So for each organization, we can track separately different steps so that we can have more fine-grained progress information. On the other hand, we can just group by org and sum to have overall progress. Unfortunately, with the current architecture, the total number of resources is not available, so if we want to show the overall progress it will just go up and down as the total number changes over time. On the contrary, every single row can show the correct progress or be in a pending state that is identified by the total column being NULL.

Then on UI we can use this table for charting the progress, or at first even just print this table as-is (maybe with just a little guide on the meaning).

Some parts are copy-pasted and could be refactored, I just tried to close the issue without very big thing to fix.

se7entyse7en commented 5 years ago

@dpordomingo I completely agree with you.
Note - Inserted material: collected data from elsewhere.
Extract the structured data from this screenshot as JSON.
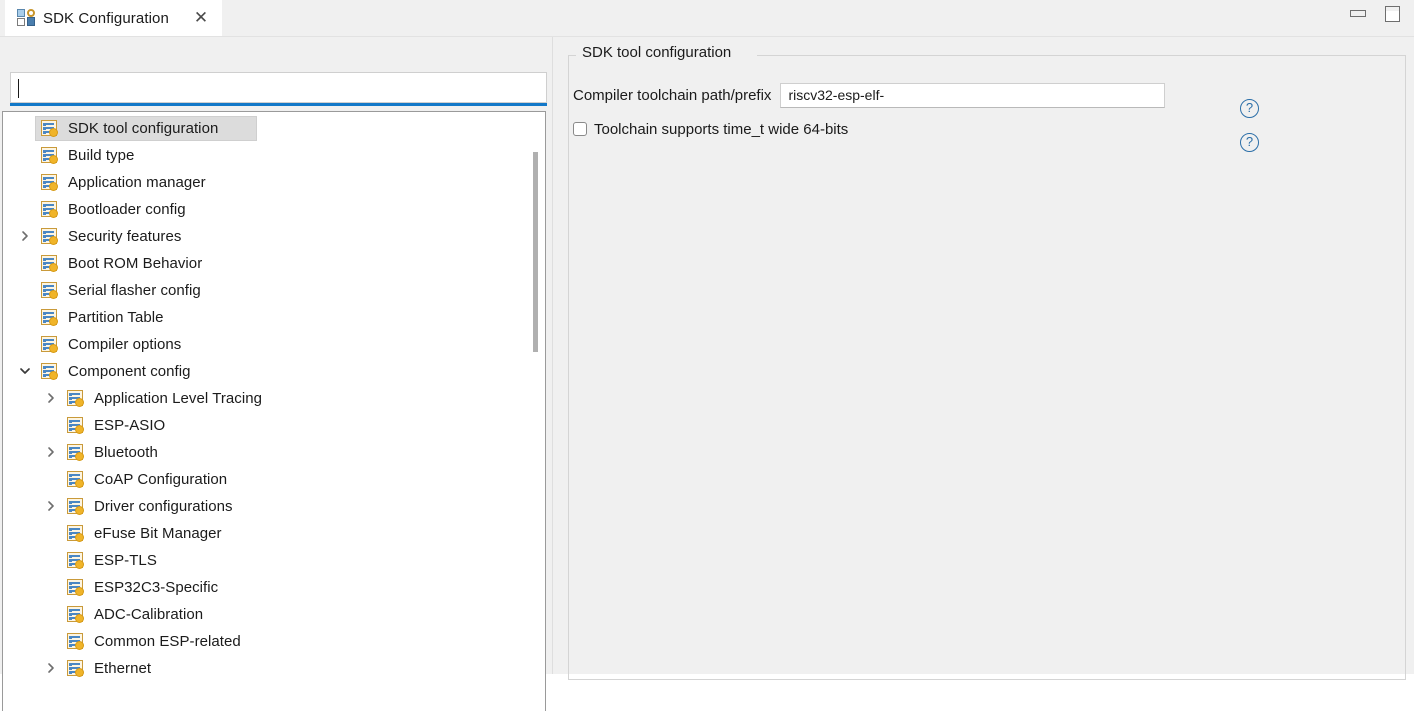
{
  "window": {
    "minimize_label": "Minimize",
    "maximize_label": "Maximize"
  },
  "tab": {
    "title": "SDK Configuration",
    "close_label": "✕",
    "icon": "sdk-config-icon"
  },
  "search": {
    "value": "",
    "placeholder": ""
  },
  "tree": {
    "items": [
      {
        "label": "SDK tool configuration",
        "depth": 0,
        "twisty": "none",
        "selected": true
      },
      {
        "label": "Build type",
        "depth": 0,
        "twisty": "none",
        "selected": false
      },
      {
        "label": "Application manager",
        "depth": 0,
        "twisty": "none",
        "selected": false
      },
      {
        "label": "Bootloader config",
        "depth": 0,
        "twisty": "none",
        "selected": false
      },
      {
        "label": "Security features",
        "depth": 0,
        "twisty": "collapsed",
        "selected": false
      },
      {
        "label": "Boot ROM Behavior",
        "depth": 0,
        "twisty": "none",
        "selected": false
      },
      {
        "label": "Serial flasher config",
        "depth": 0,
        "twisty": "none",
        "selected": false
      },
      {
        "label": "Partition Table",
        "depth": 0,
        "twisty": "none",
        "selected": false
      },
      {
        "label": "Compiler options",
        "depth": 0,
        "twisty": "none",
        "selected": false
      },
      {
        "label": "Component config",
        "depth": 0,
        "twisty": "expanded",
        "selected": false
      },
      {
        "label": "Application Level Tracing",
        "depth": 1,
        "twisty": "collapsed",
        "selected": false
      },
      {
        "label": "ESP-ASIO",
        "depth": 1,
        "twisty": "none",
        "selected": false
      },
      {
        "label": "Bluetooth",
        "depth": 1,
        "twisty": "collapsed",
        "selected": false
      },
      {
        "label": "CoAP Configuration",
        "depth": 1,
        "twisty": "none",
        "selected": false
      },
      {
        "label": "Driver configurations",
        "depth": 1,
        "twisty": "collapsed",
        "selected": false
      },
      {
        "label": "eFuse Bit Manager",
        "depth": 1,
        "twisty": "none",
        "selected": false
      },
      {
        "label": "ESP-TLS",
        "depth": 1,
        "twisty": "none",
        "selected": false
      },
      {
        "label": "ESP32C3-Specific",
        "depth": 1,
        "twisty": "none",
        "selected": false
      },
      {
        "label": "ADC-Calibration",
        "depth": 1,
        "twisty": "none",
        "selected": false
      },
      {
        "label": "Common ESP-related",
        "depth": 1,
        "twisty": "none",
        "selected": false
      },
      {
        "label": "Ethernet",
        "depth": 1,
        "twisty": "collapsed",
        "selected": false
      }
    ]
  },
  "detail": {
    "group_title": "SDK tool configuration",
    "toolchain_label": "Compiler toolchain path/prefix",
    "toolchain_value": "riscv32-esp-elf-",
    "toolchain_placeholder": "",
    "time_t_checkbox_label": "Toolchain supports time_t wide 64-bits",
    "time_t_checked": false,
    "help_glyph": "?"
  },
  "colors": {
    "accent": "#1278c8",
    "selection": "#dcdcdc",
    "panel": "#f0f0f0",
    "help": "#2c6fa8",
    "badge": "#f0b429"
  }
}
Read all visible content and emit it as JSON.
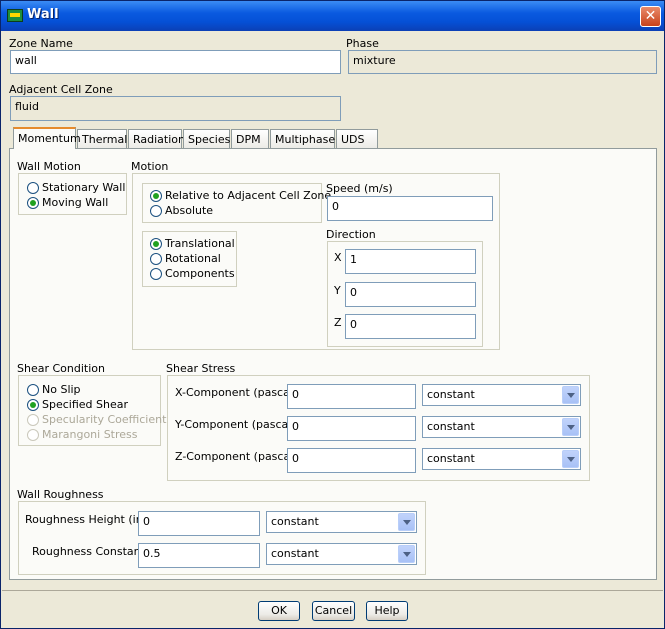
{
  "window": {
    "title": "Wall",
    "close_label": "✕"
  },
  "zone_name": {
    "label": "Zone Name",
    "value": "wall"
  },
  "phase": {
    "label": "Phase",
    "value": "mixture"
  },
  "adjacent_cell_zone": {
    "label": "Adjacent Cell Zone",
    "value": "fluid"
  },
  "tabs": [
    "Momentum",
    "Thermal",
    "Radiation",
    "Species",
    "DPM",
    "Multiphase",
    "UDS"
  ],
  "wall_motion": {
    "label": "Wall Motion",
    "options": [
      "Stationary Wall",
      "Moving Wall"
    ],
    "selected": "Moving Wall"
  },
  "motion": {
    "label": "Motion",
    "reference_options": [
      "Relative to Adjacent Cell Zone",
      "Absolute"
    ],
    "type_options": [
      "Translational",
      "Rotational",
      "Components"
    ],
    "speed_label": "Speed (m/s)",
    "speed_value": "0",
    "direction_label": "Direction",
    "x_label": "X",
    "x_value": "1",
    "y_label": "Y",
    "y_value": "0",
    "z_label": "Z",
    "z_value": "0"
  },
  "shear_condition": {
    "label": "Shear Condition",
    "options": [
      "No Slip",
      "Specified Shear",
      "Specularity Coefficient",
      "Marangoni Stress"
    ]
  },
  "shear_stress": {
    "label": "Shear Stress",
    "x_label": "X-Component (pascal)",
    "x_value": "0",
    "x_method": "constant",
    "y_label": "Y-Component (pascal)",
    "y_value": "0",
    "y_method": "constant",
    "z_label": "Z-Component (pascal)",
    "z_value": "0",
    "z_method": "constant"
  },
  "wall_roughness": {
    "label": "Wall Roughness",
    "height_label": "Roughness Height (in)",
    "height_value": "0",
    "height_method": "constant",
    "constant_label": "Roughness Constant",
    "constant_value": "0.5",
    "constant_method": "constant"
  },
  "buttons": {
    "ok": "OK",
    "cancel": "Cancel",
    "help": "Help"
  },
  "colors": {
    "title_bar": "#0a5ae0",
    "active_tab": "#e68b2c",
    "radio_dot": "#21a121"
  }
}
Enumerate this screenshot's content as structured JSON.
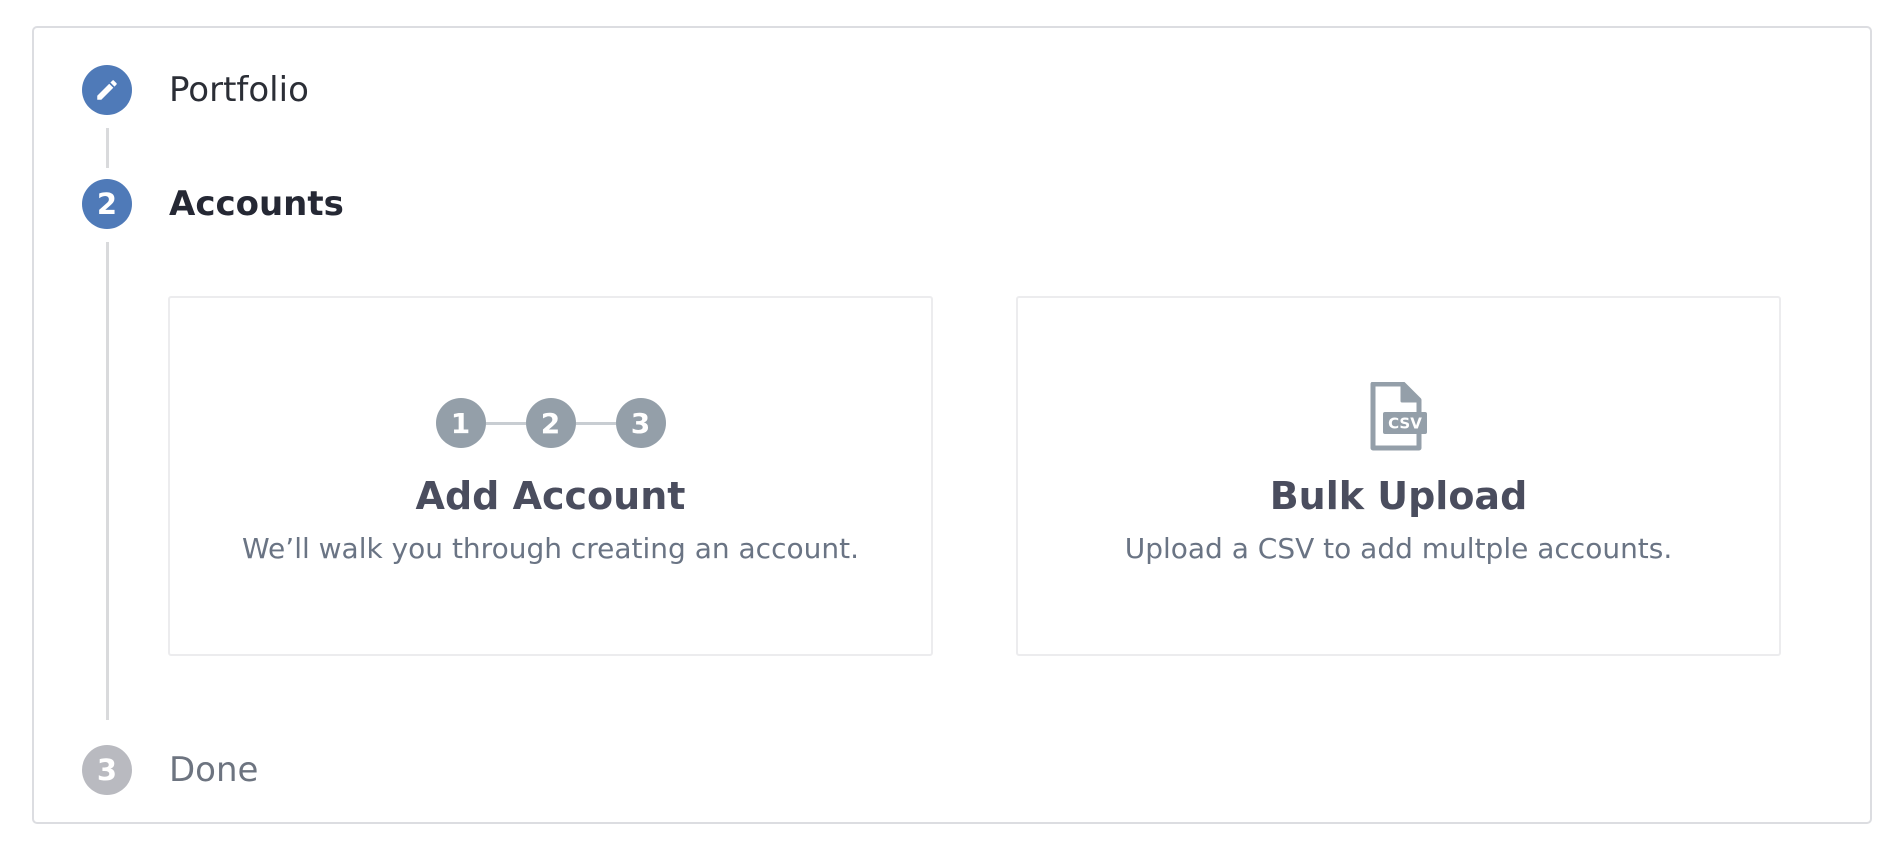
{
  "wizard": {
    "steps": [
      {
        "number": "",
        "label": "Portfolio",
        "state": "completed",
        "icon": "pencil-icon"
      },
      {
        "number": "2",
        "label": "Accounts",
        "state": "active"
      },
      {
        "number": "3",
        "label": "Done",
        "state": "pending"
      }
    ]
  },
  "options": {
    "add_account": {
      "steps": [
        "1",
        "2",
        "3"
      ],
      "title": "Add Account",
      "description": "We’ll walk you through creating an account."
    },
    "bulk_upload": {
      "icon": "csv-file-icon",
      "icon_text": "CSV",
      "title": "Bulk Upload",
      "description": "Upload a CSV to add multple accounts."
    }
  },
  "colors": {
    "accent": "#4f7ab8",
    "pending": "#b9bac0",
    "muted_icon": "#949fa9"
  }
}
But I think that it has been already discussed somewhere the possibility of being fully error-resilient instead of just exiting at first error seen. Regarding the kallax thing, yes I've just gone with the fastest way given the deadline and given my complete ignorance with kallax, and applied the do and iterate approach in mind. And definitely with this table, we can already show something useful to the user.

Regarding the failed counter I'm gonna take a look into it.

se7entyse7en commented 5 years ago

@carlosms in the end I also include the user part here as it was straightforward to add it.

carlosms commented 5 years ago

Also, now that we have a table storing the progress of the process, why not being failure resilient, and not stopping if we can try with a different document, org?

In my opinion these are not related, and it will be better if we just limit this PR to the table counters, and address error handling separately.

se7entyse7en commented 5 years ago

In my opinion these are not related, and it will be better if we just limit this PR to the table counters, and address error handling separately.

Agree.

dpordomingo commented 5 years ago

Again: not trying to block this merge, which LGTM, so it'll be great if we move on, and iterate later. Just tried to document my concerns in the PR, in order to be considered in the future when improving the import process.

smacker commented 5 years ago

Imo there are some very sane concerns raised by David. Let's at least discuss them before merge. And better fix.

se7entyse7en commented 5 years ago

@dpordomingo I'm merging, but please feel free to open issues if you think that some points should be improved 👍